O söylediyse doğrudur
Hikmet ehli zatlar buyuruyor ki:
Cennete giden yola girmek, Cennete gitmek, dünya sevgisini kalbden çıkaran Ehl-i sünnet âlimlerine, Silsile-i aliyye büyüklerine tâbi olmak, ancak onları sevmekle mümkündür. Yoksa insan, bunu kendi başına yapamaz. Mevlana Celaleddin-i Rumi hazretleri, (Hocama kavuştum, aklımı bıraktım ve kurtuldum. Aksi halde felakete gidiyordum; çünkü anlattıklarıyla yaptıkları arasında çok fark vardı. Aklım kabul etmiyordu. Zihnimde itirazlar başlayınca, felakete gittiğimi anladım, en sonunda aklımı bıraktım ve kurtuldum) buyuruyor.
Kâbe’ye varan, hâlâ (Kâbe’ye nasıl gidilir?) diye sorar mı? Sorarsa, ona ne derler?
İnsan bir gemiye veya başka bir vasıtaya bindikten sonra, kaptanına karışmaya hakkı yoktur. Binmeyebilir. Binerse susup oturacak. Yani bizim dinimizin esası, Ebu Bekr-i Sıddık hazretlerinin söylediği sözdür.

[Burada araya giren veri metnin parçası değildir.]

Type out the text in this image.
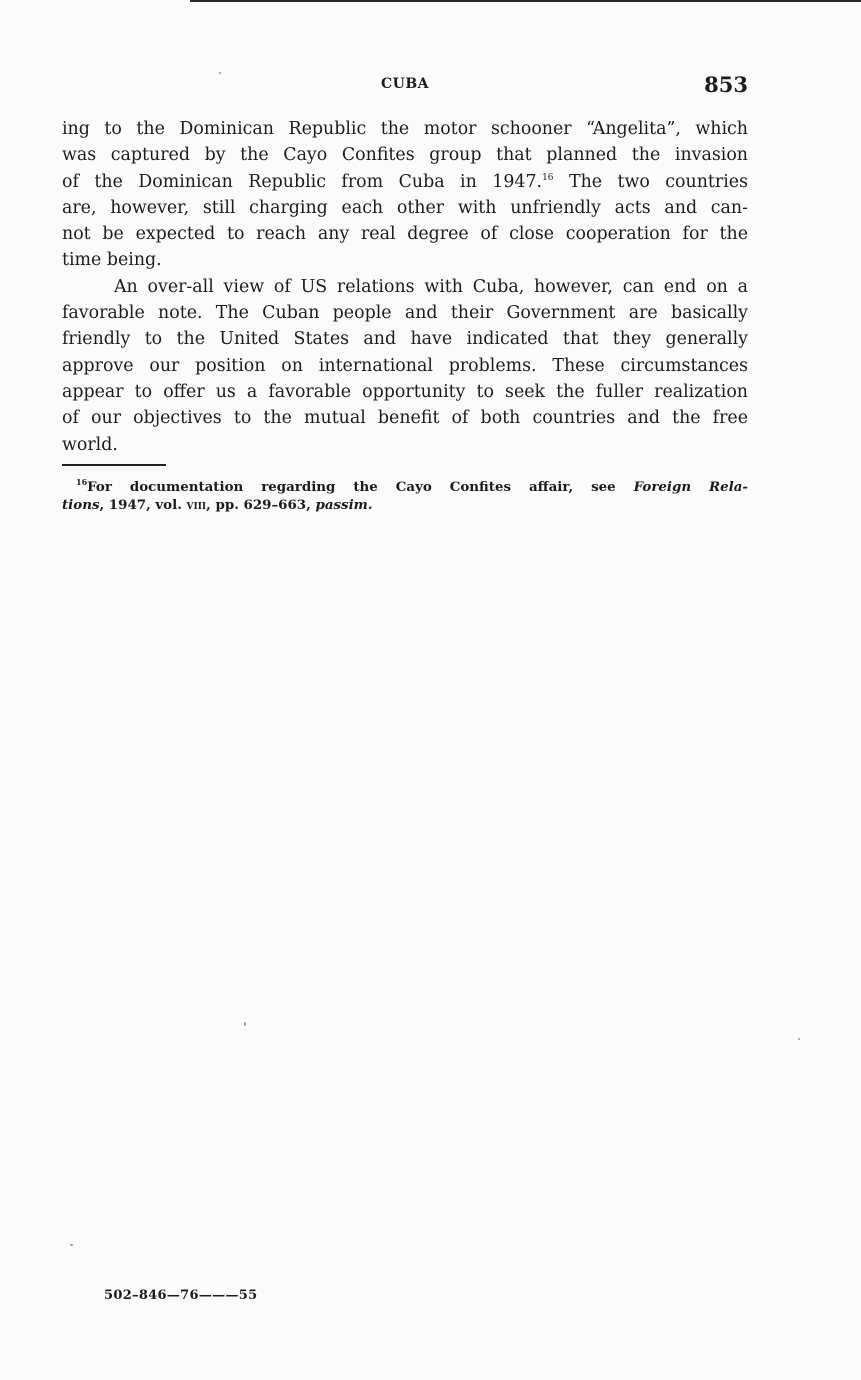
CUBA	853
ing to the Dominican Republic the motor schooner “Angelita”, which
was captured by the Cayo Confites group that planned the invasion
of the Dominican Republic from Cuba in 1947.16 The two countries
are, however, still charging each other with unfriendly acts and can-
not be expected to reach any real degree of close cooperation for the
time being.
An over-all view of US relations with Cuba, however, can end on a
favorable note. The Cuban people and their Government are basically
friendly to the United States and have indicated that they generally
approve our position on international problems. These circumstances
appear to offer us a favorable opportunity to seek the fuller realization
of our objectives to the mutual benefit of both countries and the free
world.
$^{16}$For documentation regarding the Cayo Confites affair, see Foreign Rela-
tions, 1947, vol. viii, pp. 629–663, passim.
502–846—76———55
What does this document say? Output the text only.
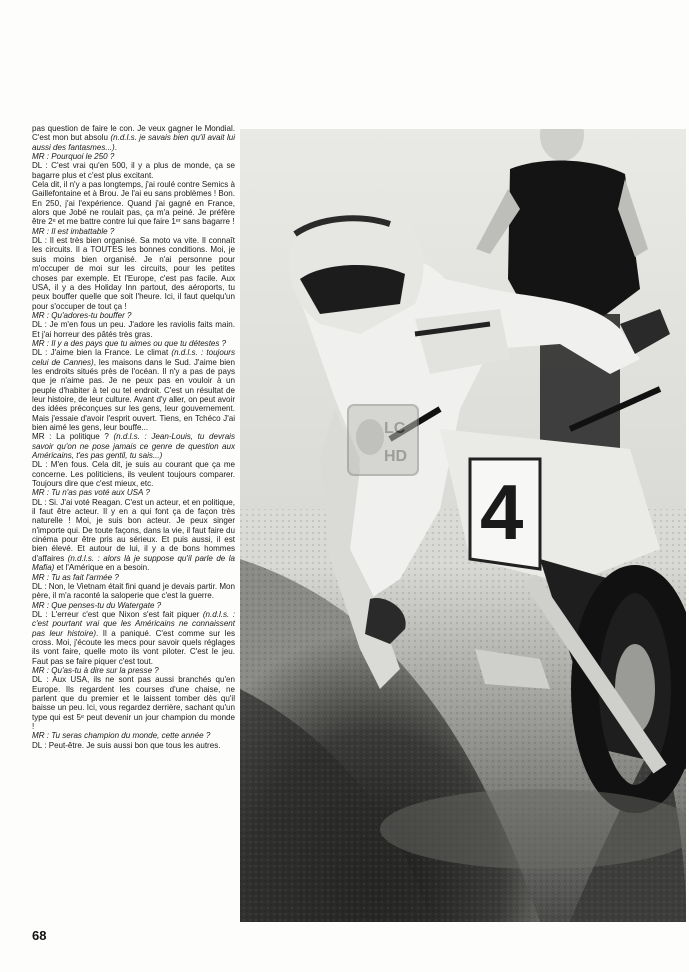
pas question de faire le con. Je veux gagner le Mondial. C'est mon but absolu (n.d.l.s. je savais bien qu'il avait lui aussi des fantasmes...).

MR : Pourquoi le 250 ?

DL : C'est vrai qu'en 500, il y a plus de monde, ça se bagarre plus et c'est plus excitant.

Cela dit, il n'y a pas longtemps, j'ai roulé contre Semics à Gaillefontaine et à Brou. Je l'ai eu sans problèmes ! Bon. En 250, j'ai l'expérience. Quand j'ai gagné en France, alors que Jobé ne roulait pas, ça m'a peiné. Je préfère être 2ᵉ et me battre contre lui que faire 1ᵉʳ sans bagarre !

MR : Il est imbattable ?

DL : Il est très bien organisé. Sa moto va vite. Il connaît les circuits. Il a TOUTES les bonnes conditions. Moi, je suis moins bien organisé. Je n'ai personne pour m'occuper de moi sur les circuits, pour les petites choses par exemple. Et l'Europe, c'est pas facile. Aux USA, il y a des Holiday Inn partout, des aéroports, tu peux bouffer quelle que soit l'heure. Ici, il faut quelqu'un pour s'occuper de tout ça !

MR : Qu'adores-tu bouffer ?

DL : Je m'en fous un peu. J'adore les raviolis faits main. Et j'ai horreur des pâtés très gras.

MR : Il y a des pays que tu aimes ou que tu détestes ?

DL : J'aime bien la France. Le climat (n.d.l.s. : toujours celui de Cannes), les maisons dans le Sud. J'aime bien les endroits situés près de l'océan. Il n'y a pas de pays que je n'aime pas. Je ne peux pas en vouloir à un peuple d'habiter à tel ou tel endroit. C'est un résultat de leur histoire, de leur culture. Avant d'y aller, on peut avoir des idées préconçues sur les gens, leur gouvernement. Mais j'essaie d'avoir l'esprit ouvert. Tiens, en Tchéco J'ai bien aimé les gens, leur bouffe...

MR : La politique ? (n.d.l.s. : Jean-Louis, tu devrais savoir qu'on ne pose jamais ce genre de question aux Américains, t'es pas gentil, tu sais...)

DL : M'en fous. Cela dit, je suis au courant que ça me concerne. Les politiciens, ils veulent toujours comparer. Toujours dire que c'est mieux, etc.

MR : Tu n'as pas voté aux USA ?

DL : Si. J'ai voté Reagan. C'est un acteur, et en politique, il faut être acteur. Il y en a qui font ça de façon très naturelle ! Moi, je suis bon acteur. Je peux singer n'importe qui. De toute façons, dans la vie, il faut faire du cinéma pour être pris au sérieux. Et puis aussi, il est bien élevé. Et autour de lui, il y a de bons hommes d'affaires (n.d.l.s. : alors là je suppose qu'il parle de la Mafia) et l'Amérique en a besoin.

MR : Tu as fait l'armée ?

DL : Non, le Vietnam était fini quand je devais partir. Mon père, il m'a raconté la saloperie que c'est la guerre.

MR : Que penses-tu du Watergate ?

DL : L'erreur c'est que Nixon s'est fait piquer (n.d.l.s. : c'est pourtant vrai que les Américains ne connaissent pas leur histoire). Il a paniqué. C'est comme sur les cross. Moi, j'écoute les mecs pour savoir quels réglages ils vont faire, quelle moto ils vont piloter. C'est le jeu. Faut pas se faire piquer c'est tout.

MR : Qu'as-tu à dire sur la presse ?

DL : Aux USA, ils ne sont pas aussi branchés qu'en Europe. Ils regardent les courses d'une chaise, ne parlent que du premier et le laissent tomber dès qu'il baisse un peu. Ici, vous regardez derrière, sachant qu'un type qui est 5ᵉ peut devenir un jour champion du monde !

MR : Tu seras champion du monde, cette année ?

DL : Peut-être. Je suis aussi bon que tous les autres.

4
LC
HD
68
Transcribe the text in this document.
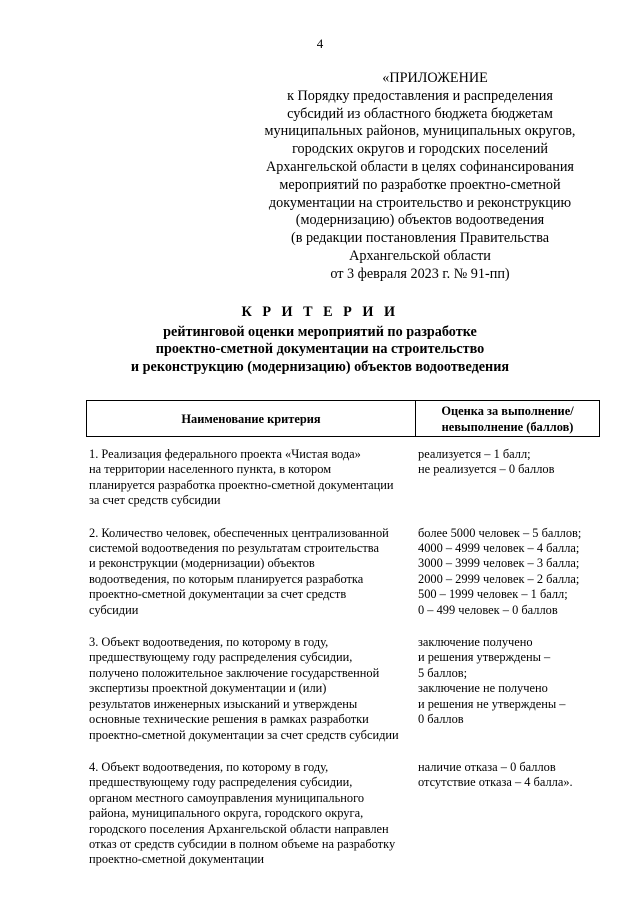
4
«ПРИЛОЖЕНИЕ
к Порядку предоставления и распределения
субсидий из областного бюджета бюджетам
муниципальных районов, муниципальных округов,
городских округов и городских поселений
Архангельской области в целях софинансирования
мероприятий по разработке проектно-сметной
документации на строительство и реконструкцию
(модернизацию) объектов водоотведения
(в редакции постановления Правительства
Архангельской области
от 3 февраля 2023 г. № 91-пп)
К Р И Т Е Р И И
рейтинговой оценки мероприятий по разработке
проектно-сметной документации на строительство
и реконструкцию (модернизацию) объектов водоотведения
Наименование критерия
Оценка за выполнение/
невыполнение (баллов)
1. Реализация федерального проекта «Чистая вода»
на территории населенного пункта, в котором
планируется разработка проектно-сметной документации
за счет средств субсидии
реализуется – 1 балл;
не реализуется – 0 баллов
2. Количество человек, обеспеченных централизованной
системой водоотведения по результатам строительства
и реконструкции (модернизации) объектов
водоотведения, по которым планируется разработка
проектно-сметной документации за счет средств
субсидии
более 5000 человек – 5 баллов;
4000 – 4999 человек – 4 балла;
3000 – 3999 человек – 3 балла;
2000 – 2999 человек – 2 балла;
500 – 1999 человек – 1 балл;
0 – 499 человек – 0 баллов
3. Объект водоотведения, по которому в году,
предшествующему году распределения субсидии,
получено положительное заключение государственной
экспертизы проектной документации и (или)
результатов инженерных изысканий и утверждены
основные технические решения в рамках разработки
проектно-сметной документации за счет средств субсидии
заключение получено
и решения утверждены –
5 баллов;
заключение не получено
и решения не утверждены –
0 баллов
4. Объект водоотведения, по которому в году,
предшествующему году распределения субсидии,
органом местного самоуправления муниципального
района, муниципального округа, городского округа,
городского поселения Архангельской области направлен
отказ от средств субсидии в полном объеме на разработку
проектно-сметной документации
наличие отказа – 0 баллов
отсутствие отказа – 4 балла».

Ne buyuruyor Ebu Bekri Sıddık hazretleri? (Mademki o söyledi, doğru söyledi) buyuruyor. Mirac hadisesini duyan müşrikler ona gelip, (Kudüs’e ne kadar zamanda gidilip gelinir?) diye sordular. (Bir ayda) buyurdu. (Zaten sen akıllı adamsın, böyle söyleyeceğini biliyorduk) dediler. (Niye sordunuz?) dedi. (Ama senin efendin, (Ben bir anda gidip geldim) diyor, ne dersin?) dediler. (O söylediyse doğrudur) buyurdu. Hâlbuki akıl, bir ayda gidilir diyor. Akıl, hesap, kitap bunu bildiriyor; ama o, aklı bırakmıştı. Ebu Bekr-i Sıddık hazretleri orada eğer, aklıyla konuşmaya devam etseydi, Eshab-ı kiram olmak şerefinden mahrum kalacaktı. Hâlbuki Peygamberlerden sonra en üstün insan oldu. Neden? Bu sözünden, bu imanından, bu ihlâsından dolayı…
Her mürşid-i kâmilin talebeleri arasında, aklını kullanmayan çok az kişi olmuştur. Kim aklını ne kadar terk etmişse, o kadar kendini kurtarabilmiştir. Hâlbuki çekilen en büyük sıkıntı, böyle bir nimete kavuştuğu halde, hâlâ aklıyla yol almaya çalışmaktır. Bunlar daima kaybetmiştir ve helak olmuşlardır. Onun için insan, teslimiyeti nispetinde saadete erer. Eshab-ı kiramın erdiği gibi. Kavuşup da âşık olanlar, en büyük rütbeye eriştiler, en büyük saadete kavuştular. Onların iki rekât namazına, sonra gelenler, ömürleri boyunca kıldıkları namazla kavuşamadılar. Öyle sevab aldılar.
Kendimizi seversek, başkasından soğuruz. Kendimizi sevmezsek, herkesi severiz. Herkes de bizi sever. İki sevgi bir kalbde olmaz. Ya Allah sevgisi, ya nefs sevgisi. Allah sevgisi varsa, öteki zaten gider. Kalbin saf ve temiz olması lazım. Kalbin saf ve temiz olması da, kendine değil, büyüklerimize tâbi olmakla mümkündür. Allahü teâlâ Kur'an-ı kerimde, düşmanlarla değil, dostlarla beraber olmayı emrediyor.